L’altro difetto è che, pur apprezzando lo sforzo di inserire un minimo di content per il giocatore singolo con 5 missioni piuttosto impegnative, che tra l’altro scambiano le cut-scene con delle illustrazioni molto gradevoli, contenutisticamente il gioco risulta al momento scarno. Va detto, giocare con i sopravvissuti, o con i demoni, sono due esperienze completamente diverse, quasi due giochi separati. E questo è un bene. Detto questo è altrettanto vero che entrambe si muovono all’interno di una sola reale modalità di gioco online, in cui al massimo si può sostituire i giocatori con l’intelligenza artificiale. In più niente lobby, niente classifiche generali, punti ed esperienza utili solo alla crescita di demoni ed eroi, ma soprattutto, solo 2 mappe di gioco. Bellissime, grandissime, varie, con diverse condizioni atmosferiche e di luce, un ottimo level design, capaci di cogliere mille vibes dalla saga di Evil Dead, ma pur sempre, due. Almeno un’altra l’avrei inserita al lancio, perché così si rischia che il titolo stanchi i giocatori prima di diventare più ricco. Di sicuro, c’è un urgente bisogno che gli sviluppatori curino e aggiornino il gioco per mantenere viva la community.
Per chiudere, amo tantissimo Evil Dead e mentirei se dicessi che non mi pacerebbe un gioco single player fatto come si deve con protagonista Ash. Ma oggi come oggi, a meno che non sei un team estremamente brillante in questo tipo di esperienze, non è semplice fare un adventure horror di livello che spicchi e non sia scialbo, non utilizzi i soliti abusati espedienti di progressione, e abbia una storia degna di esser raccontata.
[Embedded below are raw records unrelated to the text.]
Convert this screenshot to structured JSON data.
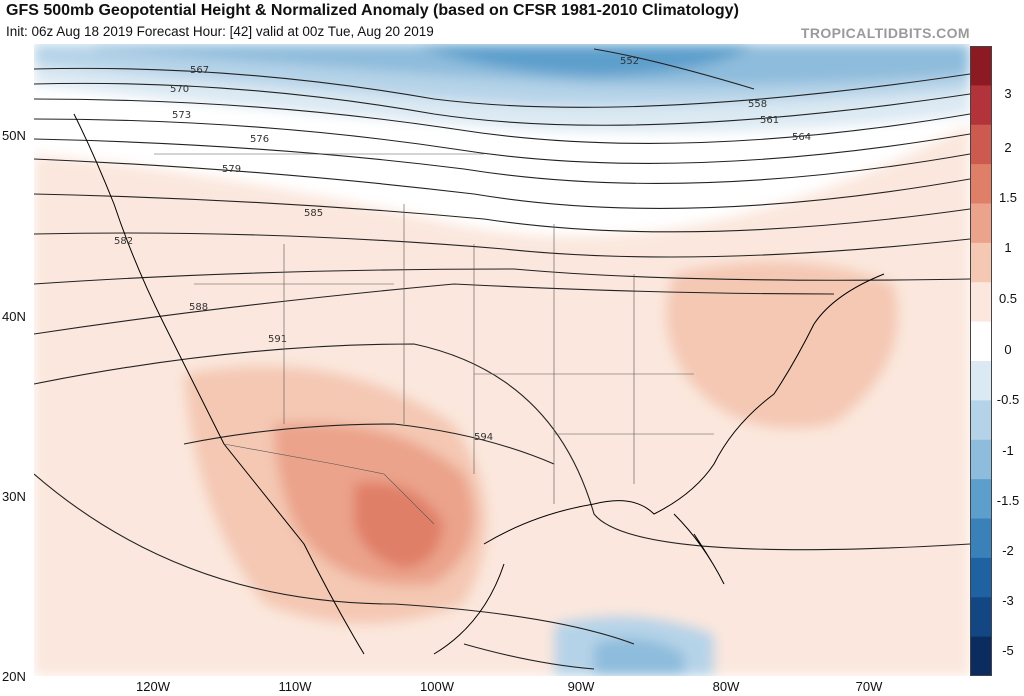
{
  "header": {
    "title": "GFS 500mb Geopotential Height & Normalized Anomaly (based on CFSR 1981-2010 Climatology)",
    "subtitle": "Init: 06z Aug 18 2019   Forecast Hour: [42]   valid at 00z Tue, Aug 20 2019",
    "brand": "TROPICALTIDBITS.COM"
  },
  "axes": {
    "lat_labels": [
      "50N",
      "40N",
      "30N",
      "20N"
    ],
    "lon_labels": [
      "120W",
      "110W",
      "100W",
      "90W",
      "80W",
      "70W"
    ]
  },
  "colorbar": {
    "labels": [
      "3",
      "2",
      "1.5",
      "1",
      "0.5",
      "0",
      "-0.5",
      "-1",
      "-1.5",
      "-2",
      "-3",
      "-5"
    ],
    "colors": [
      "#8b1a22",
      "#b2333a",
      "#cd5a4e",
      "#e07f68",
      "#eba38b",
      "#f4c8b3",
      "#fbe7dd",
      "#ffffff",
      "#dbe9f3",
      "#b5d3e8",
      "#8ebcdc",
      "#5d9fcc",
      "#3a80b9",
      "#1f62a2",
      "#134784",
      "#0b2c5e"
    ]
  },
  "contours": {
    "labels": [
      "552",
      "558",
      "561",
      "564",
      "567",
      "570",
      "573",
      "576",
      "579",
      "582",
      "585",
      "588",
      "591",
      "594"
    ]
  }
}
Di certo Saber Interactive non aveva né le risorse né l’indole per fare una cosa del genere, ma hanno avuto invece molto cuore, come appassionati di Evil Dead, da trasmettere al prodotto, e il talento per sfornare un survival horror multiplayer con tutti i crismi, capace di appassionare anche chi in genere, questo tipo di esperienze fugaci, plug and play, che prevedono interazioni tra giocatori, non le digerisce troppo.
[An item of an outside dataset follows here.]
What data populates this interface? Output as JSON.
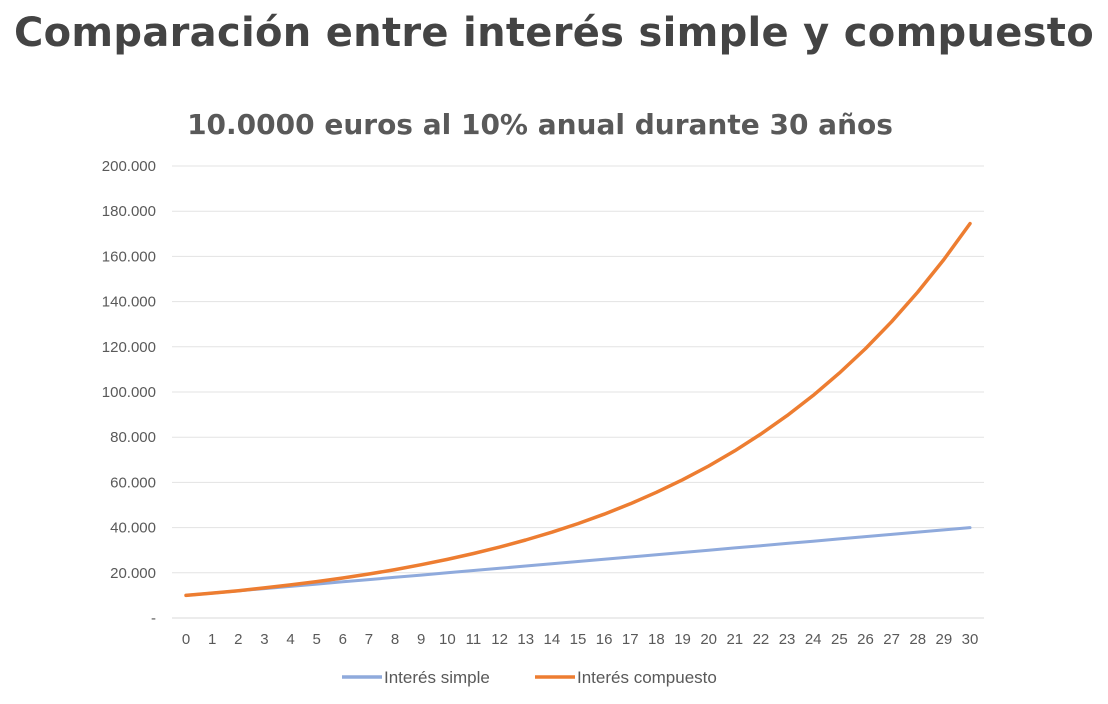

Evil Dead The Game è un gioco che all’interno di questa struttura consolidata ha quel guizzo in più, con tante attenzioni ai dettagli e una pulizia generale nel combat system che solitamente non sono riservate a titoli simili. Saber Interactive dà in mano agli utenti questo giocattolone con le sue regole ma da gestirsi autonomamente. Qualcosa che racchiude non solo l’ovvio divertimento per la componente competitiva e cooperativa, ma che riesce anche a generare talvolta quella sorta di tensione e coinvolgimento più intimo tipici della avventure in solitario. Tutto sommato quindi lo possiamo dire, finalmente Evil Dead ha un gioco che fa onore al suo nome. Forse non quello che tutti speravamo, ma rimane degno della sua licenza. In fondo, ogni tanto si può anche provare qualcosa di diverso. Magari scoprendo sapori nuovi ma deliziosi.